IRC3
regulates mitochondrial translation in response to metabolic cues in
Saccharomyces cerevisiae
Mitochondrial oxidative phosphorylation (OXPHOS) enzymes are made up of dual genetic origin. Mechanisms regulating the expression of nuclear-encoded OXPHOS subunits in response to metabolic cues (glucose vs. glycerol), is significantly understood while regulation of mitochondrially encoded OXPHOS subunits is poorly defined. Here, we show that IRC3 a DEAD/H box helicase, previously implicated in mitochondrial DNA maintenance, is central to integrating metabolic cues with mitochondrial translation. Irc3 associates with mitochondrial small ribosomal subunit in cells consistent with its role in regulating translation elongation based on Arg8 m reporter system. IRC3 deleted cells retained mitochondrial DNA despite growth defect on glycerol plates. Glucose grown Δirc3ρ + and irc3 temperature-sensitive cells at 37 0 C have reduced translation rates from majority of mRNAs.

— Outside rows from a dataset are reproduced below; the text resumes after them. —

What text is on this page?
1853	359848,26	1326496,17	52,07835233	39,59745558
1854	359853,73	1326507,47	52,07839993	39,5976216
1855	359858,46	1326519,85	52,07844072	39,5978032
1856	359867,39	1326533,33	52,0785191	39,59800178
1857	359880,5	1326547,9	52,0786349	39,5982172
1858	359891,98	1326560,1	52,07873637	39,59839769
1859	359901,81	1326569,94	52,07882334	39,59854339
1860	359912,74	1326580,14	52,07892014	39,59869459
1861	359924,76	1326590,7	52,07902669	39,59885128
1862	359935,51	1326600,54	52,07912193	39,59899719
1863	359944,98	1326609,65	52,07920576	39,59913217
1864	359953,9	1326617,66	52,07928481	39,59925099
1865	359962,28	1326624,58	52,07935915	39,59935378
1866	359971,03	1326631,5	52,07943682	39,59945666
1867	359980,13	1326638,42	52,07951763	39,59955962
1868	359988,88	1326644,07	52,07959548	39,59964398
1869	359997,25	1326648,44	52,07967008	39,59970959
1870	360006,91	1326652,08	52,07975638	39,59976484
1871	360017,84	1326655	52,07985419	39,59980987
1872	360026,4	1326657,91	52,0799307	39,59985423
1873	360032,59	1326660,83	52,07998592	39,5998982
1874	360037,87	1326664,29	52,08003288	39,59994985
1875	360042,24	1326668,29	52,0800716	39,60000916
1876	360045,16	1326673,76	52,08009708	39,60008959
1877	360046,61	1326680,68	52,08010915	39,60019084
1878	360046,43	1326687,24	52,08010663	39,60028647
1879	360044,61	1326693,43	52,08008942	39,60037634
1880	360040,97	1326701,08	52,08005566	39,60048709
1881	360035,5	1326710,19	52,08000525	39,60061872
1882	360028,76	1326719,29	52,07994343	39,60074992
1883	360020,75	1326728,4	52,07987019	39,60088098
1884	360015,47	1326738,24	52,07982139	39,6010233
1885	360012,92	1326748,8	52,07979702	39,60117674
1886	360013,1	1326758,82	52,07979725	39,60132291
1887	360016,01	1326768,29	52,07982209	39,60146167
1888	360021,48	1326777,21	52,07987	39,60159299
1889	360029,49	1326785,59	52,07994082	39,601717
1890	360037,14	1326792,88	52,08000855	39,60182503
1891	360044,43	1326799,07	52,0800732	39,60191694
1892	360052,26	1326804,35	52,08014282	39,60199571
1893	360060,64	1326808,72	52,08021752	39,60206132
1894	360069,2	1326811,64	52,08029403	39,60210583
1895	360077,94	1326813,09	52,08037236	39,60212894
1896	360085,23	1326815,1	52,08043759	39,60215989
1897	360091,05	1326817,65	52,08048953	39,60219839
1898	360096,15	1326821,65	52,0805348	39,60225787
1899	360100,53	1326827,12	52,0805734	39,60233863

In contrast, when galactose was the carbon source, reduction in mitochondrial translation was observed predominantly from Cox1 mRNA in Δirc3ρ + but no defect was observed in irc3 temperature-sensitive cells, at 37 0 C. In support, of a model whereby IRC3 responds to metabolic cues to regulate mitochondrial translation, suppressors of Δirc3 isolated for restoration of growth on glycerol media restore mitochondrial protein synthesis differentially in presence of glucose vs. glycerol.